I am fairly new to the movement and so I am still early days. I can't plan for everything at once, so I am starting with the more likely to occur but smaller in implication events, preparing for them and then gradually working my way up. A few years ago I was only mildly interested in this sort of thing, but events like Katrina and the massive electrical blackout here in Canada that took down a large grid in Quebec and left people in some areas without electricity for two months in winter opened my eyes to my personal vulnerability.
However, I am a keen observer of society and have been all my life, but even so I am stunned at how society has changed in terms of manners, customs and the like. My father would've smacked me if I didn't get up and offer a lady or elder person a seat on a bus. About fifteen years ago I was injured at work and had to travel into the city for pain management therapy. It was too painful to drive so I commuted by train and city transit: Most people just sitting there, wrapped up in their own little worlds, reading, listening to music and nobody offering to share a seat with a pregnant woman or old person. When I did so, in spite of my painful condition, I discern looks of sneering contempt from some people. It is a selfish world today, and the perfect symbol of this age is the selfie stick, a device which allows self absorbed people to photograph their favourite subject.
The rate of dependency upon food stamps, welfare and the like seems to be at an all time high, and I am stunned that the most agriculturally productive societies in the world need food banks. And yet even poor people today, thanks in part to generous welfare systems and various forms of wealth confiscation and redistribution, suffer from diseases of overindulgence: overweight, diabetes, etc. Heaven forbid if the gravy train stops running and they have to shift for themselves. Do you remember the YouTube videos of welfare queens hollering that their babies aint been fed since breakfast because the EBT card system went down? They feel entitled to demand that others feed their families. You just know what will happen if that system goes down and stays down.
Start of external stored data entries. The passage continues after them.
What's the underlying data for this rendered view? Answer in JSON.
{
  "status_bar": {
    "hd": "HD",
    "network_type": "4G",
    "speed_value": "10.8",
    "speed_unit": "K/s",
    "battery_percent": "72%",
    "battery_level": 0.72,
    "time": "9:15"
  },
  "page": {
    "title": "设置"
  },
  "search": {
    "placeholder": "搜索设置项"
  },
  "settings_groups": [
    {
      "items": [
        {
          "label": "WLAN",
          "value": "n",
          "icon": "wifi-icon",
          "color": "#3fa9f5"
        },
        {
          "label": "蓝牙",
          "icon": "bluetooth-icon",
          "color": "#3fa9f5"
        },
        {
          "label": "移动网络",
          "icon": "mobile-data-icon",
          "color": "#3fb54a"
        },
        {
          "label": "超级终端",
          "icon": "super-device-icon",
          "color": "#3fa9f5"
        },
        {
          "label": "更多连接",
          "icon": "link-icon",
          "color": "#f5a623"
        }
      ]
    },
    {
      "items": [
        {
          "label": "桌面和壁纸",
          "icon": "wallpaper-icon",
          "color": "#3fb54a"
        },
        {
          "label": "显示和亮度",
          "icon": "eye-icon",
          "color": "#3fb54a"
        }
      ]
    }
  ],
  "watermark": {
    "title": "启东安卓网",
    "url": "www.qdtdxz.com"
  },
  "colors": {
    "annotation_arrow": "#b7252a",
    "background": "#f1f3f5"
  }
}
How it goes down will vary by local circumstance. Large cities with significant areas of blight will be hell holes; in many ways they already are, only imagine it getting worse. I think people who are good in their core will try to remain such, and evil thinking people will only get worse. I'm approaching retirement in a decade or so and my hope is to get out of my suburban home to a rural area, with a larger piece of land so I can grow even more food than I currently do. I am learning skills of self sufficiency and doing what I can to prepare for various contingencies. But in the meanwhile I will live and be as good a person as I can, try to pass on the message to others and quietly mind my own business and learn while busily squirreling away what I can.
My personal plan, such as it is, involves family and coming together if there should be a challenge. Take care of our old folks and our youth. To me the prepping lifestyle makes perfect sense. It squares with my morality; I do not wish to ever be the man who has to steal from others to feed himself and his family because he was too lazy and self indulgent to prepare during the good times.